In the past decades, Western democracies have increasingly been diagnosed with a tendency towards depoliticisation. This post-political development is mostly attributed to the neoliberal turn that began in the 1970s and that culminates in several phenomena of anti-politics today. Against this diagnostic backdrop, radical democratic theory and the concept of the political difference disclose a sphere of a second order politics. Politics is not just a struggle over specific policies, but also a preconditioning struggle over what can count as object of a political struggle. Particularly in the economic context, however, this second order struggle seems to be dominated by a politics of necessity which contradicts the key insight of radical democratic theory: the contingency of every social order. Based on democratic contingency, a political economy of depoliticisation would provide an analytical toolkit to deconstruct the politics of necessity in the field of second order politics. By uncovering the discursive and institutional devices of depoliticisation as well as by confronting supposedly economic necessities with alternatives, a political economy of depoliticisation would contribute to a revitalisation of the democratic imaginary and, thereby, opens the horizon of political possibility and transformation in the neoliberal era.

Maxi Wallenhorst
Doctoral project "Disjunctions of Sex – Dissociative Trans Poetics"

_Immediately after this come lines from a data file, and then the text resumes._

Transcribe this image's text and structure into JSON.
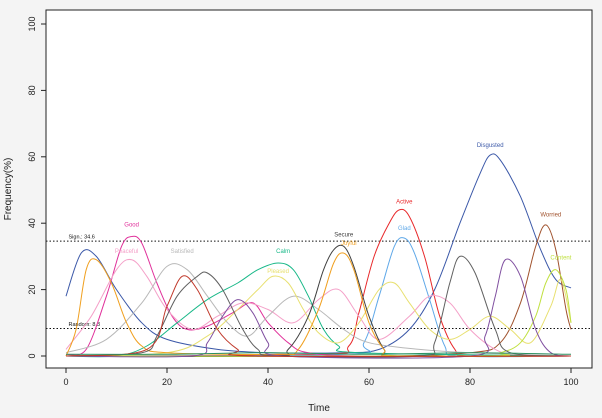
{
  "chart_data": {
    "type": "line",
    "xlabel": "Time",
    "ylabel": "Frequency(%)",
    "xlim": [
      0,
      100
    ],
    "ylim": [
      0,
      100
    ],
    "x_ticks": [
      "0",
      "20",
      "40",
      "60",
      "80",
      "100"
    ],
    "y_ticks": [
      "0",
      "20",
      "40",
      "60",
      "80",
      "100"
    ],
    "grid": false,
    "reference_lines": [
      {
        "label": "Sign.: 34.6",
        "value": 34.6
      },
      {
        "label": "Random: 8.3",
        "value": 8.3
      }
    ],
    "series": [
      {
        "name": "Disgusted",
        "color": "#3b58a8",
        "points": [
          [
            0,
            18
          ],
          [
            3,
            31
          ],
          [
            6,
            30
          ],
          [
            10,
            20
          ],
          [
            15,
            10
          ],
          [
            20,
            5
          ],
          [
            30,
            2
          ],
          [
            40,
            1
          ],
          [
            55,
            1
          ],
          [
            62,
            2
          ],
          [
            68,
            8
          ],
          [
            73,
            20
          ],
          [
            78,
            40
          ],
          [
            82,
            55
          ],
          [
            84,
            60.5
          ],
          [
            86,
            59
          ],
          [
            90,
            48
          ],
          [
            94,
            32
          ],
          [
            97,
            23
          ],
          [
            100,
            20.5
          ]
        ]
      },
      {
        "name": "Worried",
        "color": "#a0522d",
        "points": [
          [
            0,
            0
          ],
          [
            60,
            0
          ],
          [
            80,
            1
          ],
          [
            86,
            4
          ],
          [
            90,
            16
          ],
          [
            93,
            33
          ],
          [
            95,
            39.5
          ],
          [
            97,
            32
          ],
          [
            99,
            14
          ],
          [
            100,
            8
          ]
        ]
      },
      {
        "name": "Active",
        "color": "#e8282a",
        "points": [
          [
            0,
            0
          ],
          [
            50,
            0.5
          ],
          [
            56,
            3
          ],
          [
            58,
            13
          ],
          [
            61,
            30
          ],
          [
            64,
            40
          ],
          [
            66,
            44
          ],
          [
            68,
            42
          ],
          [
            71,
            30
          ],
          [
            74,
            12
          ],
          [
            77,
            2
          ],
          [
            80,
            0
          ],
          [
            100,
            0
          ]
        ]
      },
      {
        "name": "Glad",
        "color": "#5fa8e8",
        "points": [
          [
            0,
            0
          ],
          [
            55,
            0.5
          ],
          [
            59,
            4
          ],
          [
            62,
            18
          ],
          [
            65,
            33
          ],
          [
            67,
            35.5
          ],
          [
            69,
            31
          ],
          [
            72,
            17
          ],
          [
            75,
            3
          ],
          [
            78,
            0
          ],
          [
            100,
            0
          ]
        ]
      },
      {
        "name": "Good",
        "color": "#e0309a",
        "points": [
          [
            0,
            0.5
          ],
          [
            4,
            2
          ],
          [
            8,
            18
          ],
          [
            11,
            33
          ],
          [
            13,
            36
          ],
          [
            15,
            34
          ],
          [
            18,
            22
          ],
          [
            21,
            12
          ],
          [
            24,
            8
          ],
          [
            28,
            9
          ],
          [
            33,
            13
          ],
          [
            37,
            16
          ],
          [
            40,
            10
          ],
          [
            44,
            4
          ],
          [
            48,
            1
          ],
          [
            60,
            0
          ],
          [
            100,
            0
          ]
        ]
      },
      {
        "name": "Peaceful",
        "color": "#f4a0c8",
        "points": [
          [
            0,
            2
          ],
          [
            5,
            12
          ],
          [
            10,
            26
          ],
          [
            13,
            29
          ],
          [
            16,
            24
          ],
          [
            20,
            14
          ],
          [
            25,
            8
          ],
          [
            30,
            12
          ],
          [
            35,
            16
          ],
          [
            40,
            14
          ],
          [
            45,
            10
          ],
          [
            50,
            17
          ],
          [
            54,
            20
          ],
          [
            58,
            12
          ],
          [
            62,
            5
          ],
          [
            68,
            12
          ],
          [
            72,
            18
          ],
          [
            76,
            16
          ],
          [
            80,
            8
          ],
          [
            85,
            2
          ],
          [
            90,
            0
          ],
          [
            100,
            0
          ]
        ]
      },
      {
        "name": "Satisfied",
        "color": "#b8b8b8",
        "points": [
          [
            0,
            1
          ],
          [
            8,
            5
          ],
          [
            15,
            16
          ],
          [
            20,
            27
          ],
          [
            24,
            26
          ],
          [
            28,
            18
          ],
          [
            32,
            10
          ],
          [
            36,
            6
          ],
          [
            40,
            12
          ],
          [
            45,
            18
          ],
          [
            50,
            14
          ],
          [
            55,
            8
          ],
          [
            60,
            4
          ],
          [
            70,
            2
          ],
          [
            80,
            1
          ],
          [
            100,
            0
          ]
        ]
      },
      {
        "name": "Calm",
        "color": "#18b888",
        "points": [
          [
            0,
            0
          ],
          [
            10,
            0
          ],
          [
            16,
            3
          ],
          [
            22,
            10
          ],
          [
            28,
            17
          ],
          [
            34,
            22
          ],
          [
            38,
            26
          ],
          [
            42,
            28
          ],
          [
            45,
            26
          ],
          [
            48,
            18
          ],
          [
            51,
            8
          ],
          [
            54,
            3
          ],
          [
            58,
            1
          ],
          [
            100,
            0
          ]
        ]
      },
      {
        "name": "Pleased",
        "color": "#e8e070",
        "points": [
          [
            0,
            0
          ],
          [
            20,
            1
          ],
          [
            28,
            6
          ],
          [
            34,
            14
          ],
          [
            38,
            20
          ],
          [
            41,
            24
          ],
          [
            44,
            22
          ],
          [
            47,
            14
          ],
          [
            50,
            7
          ],
          [
            54,
            4
          ],
          [
            58,
            10
          ],
          [
            62,
            20
          ],
          [
            65,
            22
          ],
          [
            68,
            16
          ],
          [
            72,
            8
          ],
          [
            76,
            5
          ],
          [
            80,
            8
          ],
          [
            84,
            12
          ],
          [
            88,
            8
          ],
          [
            92,
            4
          ],
          [
            96,
            15
          ],
          [
            98,
            23
          ],
          [
            100,
            10
          ]
        ]
      },
      {
        "name": "Secure",
        "color": "#404040",
        "points": [
          [
            0,
            0
          ],
          [
            40,
            0
          ],
          [
            44,
            2
          ],
          [
            48,
            12
          ],
          [
            51,
            26
          ],
          [
            53,
            32
          ],
          [
            55,
            33
          ],
          [
            57,
            27
          ],
          [
            60,
            12
          ],
          [
            63,
            2
          ],
          [
            66,
            0
          ],
          [
            100,
            0
          ]
        ]
      },
      {
        "name": "Joyful",
        "color": "#f0a020",
        "points": [
          [
            0,
            0
          ],
          [
            2,
            8
          ],
          [
            4,
            26
          ],
          [
            6,
            29
          ],
          [
            9,
            22
          ],
          [
            12,
            10
          ],
          [
            15,
            3
          ],
          [
            20,
            1
          ],
          [
            42,
            0.5
          ],
          [
            46,
            2
          ],
          [
            50,
            14
          ],
          [
            53,
            28
          ],
          [
            55,
            31
          ],
          [
            57,
            26
          ],
          [
            60,
            10
          ],
          [
            63,
            2
          ],
          [
            66,
            0
          ],
          [
            100,
            0
          ]
        ]
      },
      {
        "name": "Content",
        "color": "#c0e040",
        "points": [
          [
            0,
            0
          ],
          [
            80,
            0
          ],
          [
            86,
            1
          ],
          [
            90,
            4
          ],
          [
            93,
            12
          ],
          [
            95,
            22
          ],
          [
            97,
            26
          ],
          [
            99,
            20
          ],
          [
            100,
            10
          ]
        ]
      },
      {
        "name": "",
        "color": "#606060",
        "points": [
          [
            0,
            0
          ],
          [
            15,
            1
          ],
          [
            18,
            6
          ],
          [
            22,
            18
          ],
          [
            26,
            24
          ],
          [
            28,
            25
          ],
          [
            31,
            20
          ],
          [
            35,
            8
          ],
          [
            38,
            2
          ],
          [
            42,
            0
          ],
          [
            70,
            0
          ],
          [
            73,
            4
          ],
          [
            76,
            22
          ],
          [
            78,
            30
          ],
          [
            81,
            25
          ],
          [
            85,
            8
          ],
          [
            88,
            1
          ],
          [
            100,
            0
          ]
        ]
      },
      {
        "name": "",
        "color": "#8050a0",
        "points": [
          [
            0,
            0
          ],
          [
            25,
            0
          ],
          [
            28,
            4
          ],
          [
            31,
            12
          ],
          [
            34,
            17
          ],
          [
            37,
            13
          ],
          [
            40,
            4
          ],
          [
            43,
            0
          ],
          [
            80,
            0
          ],
          [
            83,
            6
          ],
          [
            85,
            18
          ],
          [
            87,
            29
          ],
          [
            90,
            24
          ],
          [
            93,
            8
          ],
          [
            96,
            1
          ],
          [
            100,
            0
          ]
        ]
      },
      {
        "name": "",
        "color": "#c0392b",
        "points": [
          [
            0,
            0
          ],
          [
            16,
            2
          ],
          [
            20,
            15
          ],
          [
            23,
            24
          ],
          [
            26,
            20
          ],
          [
            30,
            8
          ],
          [
            34,
            2
          ],
          [
            38,
            0
          ],
          [
            100,
            0
          ]
        ]
      },
      {
        "name": "",
        "color": "#2a9060",
        "points": [
          [
            0,
            0.5
          ],
          [
            20,
            0.5
          ],
          [
            40,
            1
          ],
          [
            60,
            0.5
          ],
          [
            80,
            1
          ],
          [
            100,
            0.5
          ]
        ]
      }
    ],
    "annotations": [
      {
        "text": "Good",
        "x": 13,
        "y": 39,
        "color": "#e0309a"
      },
      {
        "text": "Peaceful",
        "x": 12,
        "y": 31,
        "color": "#f4a0c8"
      },
      {
        "text": "Satisfied",
        "x": 23,
        "y": 31,
        "color": "#b8b8b8"
      },
      {
        "text": "Calm",
        "x": 43,
        "y": 31,
        "color": "#18b888"
      },
      {
        "text": "Pleased",
        "x": 42,
        "y": 25,
        "color": "#e8e070"
      },
      {
        "text": "Secure",
        "x": 55,
        "y": 36,
        "color": "#404040"
      },
      {
        "text": "Joyful",
        "x": 56,
        "y": 33.5,
        "color": "#f0a020"
      },
      {
        "text": "Active",
        "x": 67,
        "y": 46,
        "color": "#e8282a"
      },
      {
        "text": "Glad",
        "x": 67,
        "y": 38,
        "color": "#5fa8e8"
      },
      {
        "text": "Disgusted",
        "x": 84,
        "y": 63,
        "color": "#3b58a8"
      },
      {
        "text": "Worried",
        "x": 96,
        "y": 42,
        "color": "#a0522d"
      },
      {
        "text": "Content",
        "x": 98,
        "y": 29,
        "color": "#c0e040"
      }
    ]
  }
}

Trans and queer lives find themselves in the midst of the socio-historical experience of disruption: They are confronted with the fact that their mere presence, in liberal as well as reactionary discourses, stands for rupture, for both breakup and breakdown of social continuity. (Disruptor Elon Musk, for example, explains his takeover of Twitter with the transition and political radicalization of his daughter and also with his his belief that "wokeness" must be stopped in the name of a multi-planetary future for our civilization). In this context, the dissertation project asks: under which conditions does precisely the mutability of gender become an allegory for the impossibility of history? In doing so, the thesis sets itself the task of thinking trans life neither as an image nor as a counter-image of current crises of social reproduction, but rather as a way navigating them, making palpable some of their discontinuities: in the midst of the crisis of the heterosexual family forms since the 1970s, in research gaps in biomedical institutions, in the informal economies of DIY health care and sex work, etc. Dissociative poetics make up the material for this project. Starting from the concept of dissociation – a clinical model for discontinuities of thinking – it contrasts psychoanalytic, decolonial and   to describe how gender and sexuality themselves are experienced in and as disjunction. Specifically, the project works through aesthetic practices, from lyrical line break to noise signal, that make dissociation itself a conceptual or formal register. Without demanding integration or romanticizing disintegration, the project argues, they approach disjunctions of gendering in a capitalist present – and how to break with them.